The souffle was baked in a soup plate with a wide rim and served with a teensy plate of even teensier things on the side. I didn’t take a picture of them, but I should have because it was these little white things that I dreamed about. They were itsy-bitsy meringue puffs — a nice crunchy go-along for the soft souffle. But this morning, I woke up thinking that it wasn’t just meringues in the bowl. I think there was a little bit of whipped cream, too — just enough to coat the meringues. Was I dreaming? Maybe. But now I’ve got this idea of meringue and whipped cream in my head and I’m liking it. I don’t think I’ve seen the combination presented in just this way before, but suddenly it makes perfect sense to me and it’s the way I want to serve whipped cream with puddings. Wouldn’t it be great with chocolate pudding? And wouldn’t it be even greater if the meringues were spiced? It seems a very play-aroundable idea.
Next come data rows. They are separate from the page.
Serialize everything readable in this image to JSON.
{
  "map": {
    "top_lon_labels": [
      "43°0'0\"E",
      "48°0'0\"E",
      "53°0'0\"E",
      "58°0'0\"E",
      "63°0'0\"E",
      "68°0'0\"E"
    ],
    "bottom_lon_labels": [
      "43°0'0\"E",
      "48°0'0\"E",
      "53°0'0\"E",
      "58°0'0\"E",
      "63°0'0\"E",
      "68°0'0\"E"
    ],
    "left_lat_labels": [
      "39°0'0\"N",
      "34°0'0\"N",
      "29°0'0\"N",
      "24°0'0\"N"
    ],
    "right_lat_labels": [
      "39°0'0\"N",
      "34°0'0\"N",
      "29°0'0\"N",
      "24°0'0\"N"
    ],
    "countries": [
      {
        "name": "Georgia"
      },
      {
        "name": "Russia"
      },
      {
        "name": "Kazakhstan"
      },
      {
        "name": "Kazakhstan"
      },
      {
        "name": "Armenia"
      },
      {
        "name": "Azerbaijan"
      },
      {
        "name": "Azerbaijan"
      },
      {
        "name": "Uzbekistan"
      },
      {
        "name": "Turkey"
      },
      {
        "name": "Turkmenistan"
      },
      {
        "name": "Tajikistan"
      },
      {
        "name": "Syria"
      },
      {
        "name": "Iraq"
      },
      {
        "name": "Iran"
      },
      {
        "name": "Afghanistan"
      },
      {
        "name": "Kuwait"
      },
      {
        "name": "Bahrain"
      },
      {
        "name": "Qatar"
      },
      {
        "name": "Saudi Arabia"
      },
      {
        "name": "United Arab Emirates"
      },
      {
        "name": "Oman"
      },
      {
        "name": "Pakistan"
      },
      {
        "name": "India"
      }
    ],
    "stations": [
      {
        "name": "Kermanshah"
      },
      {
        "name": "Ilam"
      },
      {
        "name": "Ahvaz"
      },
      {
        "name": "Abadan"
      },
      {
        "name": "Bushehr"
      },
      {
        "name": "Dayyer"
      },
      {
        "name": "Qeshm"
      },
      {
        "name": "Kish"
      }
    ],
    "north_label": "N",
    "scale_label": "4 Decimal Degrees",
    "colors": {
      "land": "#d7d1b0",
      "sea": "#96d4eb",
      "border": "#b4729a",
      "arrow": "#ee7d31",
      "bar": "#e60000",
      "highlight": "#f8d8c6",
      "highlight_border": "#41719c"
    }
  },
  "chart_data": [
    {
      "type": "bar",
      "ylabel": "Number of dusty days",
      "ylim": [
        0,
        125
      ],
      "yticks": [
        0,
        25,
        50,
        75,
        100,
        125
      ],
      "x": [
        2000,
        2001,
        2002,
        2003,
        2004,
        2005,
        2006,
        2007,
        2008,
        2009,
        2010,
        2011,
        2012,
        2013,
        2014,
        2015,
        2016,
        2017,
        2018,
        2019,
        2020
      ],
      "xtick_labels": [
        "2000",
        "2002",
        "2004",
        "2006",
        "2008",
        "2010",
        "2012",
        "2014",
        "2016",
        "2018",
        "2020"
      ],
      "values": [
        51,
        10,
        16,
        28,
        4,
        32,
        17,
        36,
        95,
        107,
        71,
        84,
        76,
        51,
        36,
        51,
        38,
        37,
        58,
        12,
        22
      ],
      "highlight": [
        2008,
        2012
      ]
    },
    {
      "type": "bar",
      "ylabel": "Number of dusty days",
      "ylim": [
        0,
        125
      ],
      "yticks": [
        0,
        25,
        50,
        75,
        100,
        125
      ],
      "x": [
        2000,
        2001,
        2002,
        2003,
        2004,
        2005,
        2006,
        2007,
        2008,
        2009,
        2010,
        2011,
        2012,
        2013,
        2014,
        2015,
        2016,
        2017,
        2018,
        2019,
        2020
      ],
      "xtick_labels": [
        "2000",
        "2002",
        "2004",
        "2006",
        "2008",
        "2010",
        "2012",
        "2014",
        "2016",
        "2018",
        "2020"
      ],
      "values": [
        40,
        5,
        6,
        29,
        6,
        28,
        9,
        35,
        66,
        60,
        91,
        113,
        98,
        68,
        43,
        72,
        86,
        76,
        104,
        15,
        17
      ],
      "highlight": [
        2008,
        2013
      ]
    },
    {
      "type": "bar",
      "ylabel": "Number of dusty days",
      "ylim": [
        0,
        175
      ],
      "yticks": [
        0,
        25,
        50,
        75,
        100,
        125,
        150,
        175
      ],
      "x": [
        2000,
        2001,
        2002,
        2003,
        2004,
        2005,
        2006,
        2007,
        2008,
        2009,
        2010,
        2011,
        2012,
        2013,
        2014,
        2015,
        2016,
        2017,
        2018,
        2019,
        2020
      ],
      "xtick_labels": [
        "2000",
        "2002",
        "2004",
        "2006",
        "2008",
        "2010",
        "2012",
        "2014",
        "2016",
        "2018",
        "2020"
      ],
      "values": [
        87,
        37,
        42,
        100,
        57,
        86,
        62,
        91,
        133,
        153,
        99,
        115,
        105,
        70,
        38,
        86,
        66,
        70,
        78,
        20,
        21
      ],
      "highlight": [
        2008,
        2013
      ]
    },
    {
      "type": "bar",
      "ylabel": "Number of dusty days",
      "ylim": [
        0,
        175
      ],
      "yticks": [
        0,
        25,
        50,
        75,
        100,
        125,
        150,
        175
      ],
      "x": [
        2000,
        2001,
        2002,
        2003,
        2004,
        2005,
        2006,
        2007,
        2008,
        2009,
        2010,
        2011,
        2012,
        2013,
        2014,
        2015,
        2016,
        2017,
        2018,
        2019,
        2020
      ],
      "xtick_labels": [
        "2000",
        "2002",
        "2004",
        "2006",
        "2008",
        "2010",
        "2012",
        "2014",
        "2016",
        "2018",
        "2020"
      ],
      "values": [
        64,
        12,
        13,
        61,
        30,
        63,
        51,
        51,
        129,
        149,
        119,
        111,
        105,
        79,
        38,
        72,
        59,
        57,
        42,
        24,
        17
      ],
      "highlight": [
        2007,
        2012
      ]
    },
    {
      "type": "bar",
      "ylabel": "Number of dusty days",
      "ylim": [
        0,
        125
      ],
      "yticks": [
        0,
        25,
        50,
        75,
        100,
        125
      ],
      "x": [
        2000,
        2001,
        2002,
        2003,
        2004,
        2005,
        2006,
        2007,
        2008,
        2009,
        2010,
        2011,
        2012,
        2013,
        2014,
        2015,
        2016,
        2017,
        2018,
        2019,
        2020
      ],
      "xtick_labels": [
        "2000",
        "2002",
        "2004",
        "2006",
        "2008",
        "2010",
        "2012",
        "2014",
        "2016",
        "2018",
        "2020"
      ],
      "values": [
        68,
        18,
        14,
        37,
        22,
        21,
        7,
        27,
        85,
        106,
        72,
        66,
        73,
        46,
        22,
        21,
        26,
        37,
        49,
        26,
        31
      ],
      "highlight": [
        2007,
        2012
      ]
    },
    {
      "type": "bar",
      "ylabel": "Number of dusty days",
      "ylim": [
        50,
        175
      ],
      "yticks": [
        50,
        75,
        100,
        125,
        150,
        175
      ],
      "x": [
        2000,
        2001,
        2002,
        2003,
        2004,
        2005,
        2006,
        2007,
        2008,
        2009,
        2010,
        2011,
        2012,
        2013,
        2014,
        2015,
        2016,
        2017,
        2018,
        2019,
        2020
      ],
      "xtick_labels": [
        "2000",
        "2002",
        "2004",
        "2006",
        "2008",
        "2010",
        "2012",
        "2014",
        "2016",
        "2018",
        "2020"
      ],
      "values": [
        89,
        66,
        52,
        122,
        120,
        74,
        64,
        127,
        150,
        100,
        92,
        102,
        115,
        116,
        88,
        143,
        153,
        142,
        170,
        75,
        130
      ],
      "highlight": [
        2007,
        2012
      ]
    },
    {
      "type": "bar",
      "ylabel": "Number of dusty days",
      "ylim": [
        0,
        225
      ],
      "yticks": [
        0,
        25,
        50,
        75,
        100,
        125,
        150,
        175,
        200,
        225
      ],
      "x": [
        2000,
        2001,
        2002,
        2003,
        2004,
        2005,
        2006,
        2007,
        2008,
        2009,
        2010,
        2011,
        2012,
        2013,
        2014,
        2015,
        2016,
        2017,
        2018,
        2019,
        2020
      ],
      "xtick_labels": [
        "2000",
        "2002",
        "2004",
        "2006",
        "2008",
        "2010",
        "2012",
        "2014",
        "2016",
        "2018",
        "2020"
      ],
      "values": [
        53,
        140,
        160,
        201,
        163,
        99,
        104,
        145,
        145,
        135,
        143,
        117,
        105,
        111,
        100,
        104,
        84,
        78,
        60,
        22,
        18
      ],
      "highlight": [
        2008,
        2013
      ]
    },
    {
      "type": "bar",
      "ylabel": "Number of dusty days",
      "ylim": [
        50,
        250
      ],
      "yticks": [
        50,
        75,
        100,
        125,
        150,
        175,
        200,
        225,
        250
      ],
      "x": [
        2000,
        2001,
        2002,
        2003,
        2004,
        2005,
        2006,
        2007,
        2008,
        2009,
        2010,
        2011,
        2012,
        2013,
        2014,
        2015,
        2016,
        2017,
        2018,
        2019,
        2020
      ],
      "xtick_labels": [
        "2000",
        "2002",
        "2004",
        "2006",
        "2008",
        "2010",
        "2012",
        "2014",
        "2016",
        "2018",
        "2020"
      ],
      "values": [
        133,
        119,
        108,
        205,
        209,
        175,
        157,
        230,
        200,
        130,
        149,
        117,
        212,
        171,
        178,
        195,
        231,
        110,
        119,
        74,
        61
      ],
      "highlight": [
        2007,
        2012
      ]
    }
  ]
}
The souffle was pretty straight-forward compared to this dish
This was my starter, billed as a baby squid and broccoli salad, which is exactly what it was. But what, you might ask, as I did, were those midnight-black cubes pretending to be croutons? They were very crunchy and kind of porous. Definitely a vegetable, but not one with a flavor so distinct that we could name it. We assumed, correctly, that whatever the vegetable was, it had been dyed black with squid ink In a move that struck me as amusing, the chef had started with black radish (which you would have thought would have been immediately guessable, because it’s not a wallflower vegetable, but I think we were thrown off by the color) and then tinted it an even darker shade of black with the squid ink.